To offer Saudi activists a platform to raise their concerns in the context of the G20, and to provide a channel for their voices to be integrated into the official G20 process, ALQST held a shadow G20 workshop on 2 September 2020, bringing together Saudi activists with Members of the European Parliament (MEPs) to discuss issues of women’s and human rights in Saudi Arabia. The concrete recommendations produced in this workshop were passed on by the MEPs to EU representatives and shared widely with other participants and members of the G20. 

The Urban 20 summit of mayors of G20 cities took place virtually on 2 October, coinciding with the second anniversary of the killing of journalist Jamal Khashoggi in the Saudi consulate in Istanbul. In response to the NGOs’ campaigning, the mayors of London, Paris, New York and Los Angeles pulled out of the U20 summit of global city leaders.

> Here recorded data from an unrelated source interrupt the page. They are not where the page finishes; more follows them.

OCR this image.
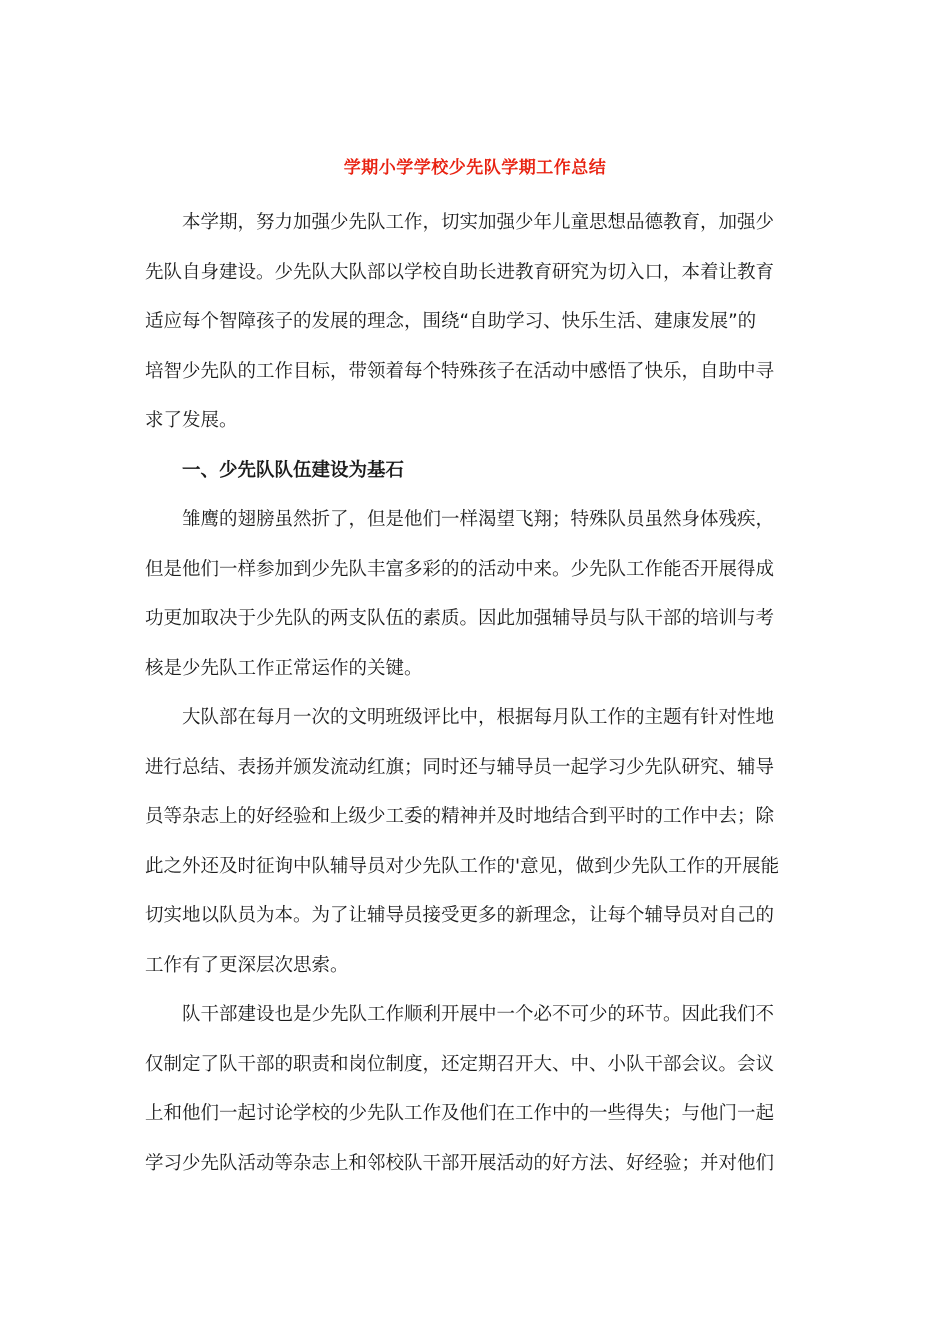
学期小学学校少先队学期工作总结
本学期，努力加强少先队工作，切实加强少年儿童思想品德教育，加强少
先队自身建设。少先队大队部以学校自助长进教育研究为切入口，本着让教育
适应每个智障孩子的发展的理念，围绕“自助学习、快乐生活、建康发展”的
培智少先队的工作目标，带领着每个特殊孩子在活动中感悟了快乐，自助中寻
求了发展。
一、少先队队伍建设为基石
雏鹰的翅膀虽然折了，但是他们一样渴望飞翔；特殊队员虽然身体残疾，
但是他们一样参加到少先队丰富多彩的的活动中来。少先队工作能否开展得成
功更加取决于少先队的两支队伍的素质。因此加强辅导员与队干部的培训与考
核是少先队工作正常运作的关键。
大队部在每月一次的文明班级评比中，根据每月队工作的主题有针对性地
进行总结、表扬并颁发流动红旗；同时还与辅导员一起学习少先队研究、辅导
员等杂志上的好经验和上级少工委的精神并及时地结合到平时的工作中去；除
此之外还及时征询中队辅导员对少先队工作的'意见，做到少先队工作的开展能
切实地以队员为本。为了让辅导员接受更多的新理念，让每个辅导员对自己的
工作有了更深层次思索。
队干部建设也是少先队工作顺利开展中一个必不可少的环节。因此我们不
仅制定了队干部的职责和岗位制度，还定期召开大、中、小队干部会议。会议
上和他们一起讨论学校的少先队工作及他们在工作中的一些得失；与他门一起
学习少先队活动等杂志上和邻校队干部开展活动的好方法、好经验；并对他们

A few days later, the European Parliament voted by an overwhelming majority to downgrade its attendance at the November G20 summit in Saudi Arabia over human rights concerns, and to call for sanctions. A petition organised by ALQST and co-signed by 65 MEPs further underlined the point.

Similarly, 45 members of the US Congress called on Secretary of State Mike Pompeo and the Trump administration to drop out of the G20 summit, and a motion in the UK Parliament also raised grave human right abuses in the context of the G20, conveying the message loud and clear that the Saudi authorities can no longer expect to carry on business as usual.

Pressure has been increasing at the United Nations too, with a third joint statement on the human rights situation in Saudi Arabia, co-signed by 33 UN member states, demanding genuine and structural rights reform. Saudi Arabia also lost its bid for a further term on the UN Human Rights Council, signalling that the international community will no longer tolerate the kingdom’s serious rights abuses.

Meanwhile Saudi activists, academics and intellectuals have launched the Saudi People’s Vision for Reform, which lays out a clear roadmap of the social and human rights reforms needed to enhance the country’s strengths and capabilities, and offers a great alternative to the top-down Vision 2030 that fails to incorporate any human or social component of reform.

All these things demonstrate that large parts of the international community are not buying into the Saudi authorities’ extensive PR efforts to whitewash their image. Instead, the world is becoming increasingly vocal about their various and grave human rights abuses and demanding genuine reform and accountability. So it is vital that we now build on the many initiatives pursued ahead of the G20, and not only maintain but increase the pressure on the Saudi authorities to comply with international human rights standards and allow for real structural reform.